Richemont, the Swiss luxury goods group controlled by Johann Rupert, says strong demand for jewellery in the Americas and Middle East helped sales grow by a third in the three months to end-December, also boosted in part by a partial return of tourism spending.

Group sales of €5.66bn (R99bn) in Richemont’s third quarter were up 32% in constant currency terms year on year, and up 38% from 2019.

Richemont’s iconic brands include Cartier, Van Cleef & Arpels, Mont Blanc and Piaget, and the global luxury goods market benefited in 2021 from pent-up demand as global economies opened up with the ramp-up in vaccination programmes.

The strongest growth was generated in the Middle East and Africa, with sales up 65%, benefiting from increased domestic demand and higher tourist spend driven by Expo 2020 Dubai and the year-end holiday season.
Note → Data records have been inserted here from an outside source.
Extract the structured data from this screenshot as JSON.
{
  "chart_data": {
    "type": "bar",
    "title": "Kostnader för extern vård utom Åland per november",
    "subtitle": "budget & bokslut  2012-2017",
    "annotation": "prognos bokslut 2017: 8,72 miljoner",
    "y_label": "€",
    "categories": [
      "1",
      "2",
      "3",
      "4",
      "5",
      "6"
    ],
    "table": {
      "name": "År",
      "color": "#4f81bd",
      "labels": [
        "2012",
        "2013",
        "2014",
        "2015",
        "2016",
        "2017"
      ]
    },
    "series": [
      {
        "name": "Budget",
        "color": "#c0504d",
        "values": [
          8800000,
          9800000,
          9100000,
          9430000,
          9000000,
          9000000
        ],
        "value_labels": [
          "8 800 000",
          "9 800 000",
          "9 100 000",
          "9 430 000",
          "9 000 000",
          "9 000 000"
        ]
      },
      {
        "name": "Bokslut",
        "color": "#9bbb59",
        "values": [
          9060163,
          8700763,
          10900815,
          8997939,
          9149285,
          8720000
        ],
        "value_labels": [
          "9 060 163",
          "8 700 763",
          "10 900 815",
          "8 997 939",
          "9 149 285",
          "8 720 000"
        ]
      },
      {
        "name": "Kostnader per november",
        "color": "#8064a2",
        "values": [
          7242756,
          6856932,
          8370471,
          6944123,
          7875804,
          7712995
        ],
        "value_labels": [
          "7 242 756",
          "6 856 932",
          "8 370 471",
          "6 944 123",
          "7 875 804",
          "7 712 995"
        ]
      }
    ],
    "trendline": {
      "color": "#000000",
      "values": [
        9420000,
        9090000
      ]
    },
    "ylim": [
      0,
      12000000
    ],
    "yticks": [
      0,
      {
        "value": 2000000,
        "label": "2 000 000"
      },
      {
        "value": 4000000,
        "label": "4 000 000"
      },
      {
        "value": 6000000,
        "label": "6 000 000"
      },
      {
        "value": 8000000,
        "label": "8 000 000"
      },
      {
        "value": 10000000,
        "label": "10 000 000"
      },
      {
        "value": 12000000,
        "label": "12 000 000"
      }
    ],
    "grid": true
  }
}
The Dubai expo had been delayed by Covid-19, and continues until the end of March 2022.

Sales in the Americas rose 59%, supported by strong local demand, followed by Asia Pacific, with a 47% sales increase, while sales in Europe were up 12%.

Sales growth in Europe reflected solid domestic sales across the region that more than compensated for lower tourism spend compared with two years ago, notwithstanding clients from the Middle East and the US progressively returning to Europe, notably France, Richemont said.

In Japan, the surge in local demand led to a 23% sales increase after two declining quarters.

In morning trade on Wednesday Richemont's shares had jumped 6.33% to R241.83, on track for their best day in just over two months. The group's shares have more than doubled since the beginning of 2020, and Richemont's value rose above R1-trillion in 2021.

Updated: January 19 2021
This article has been updated with additional information.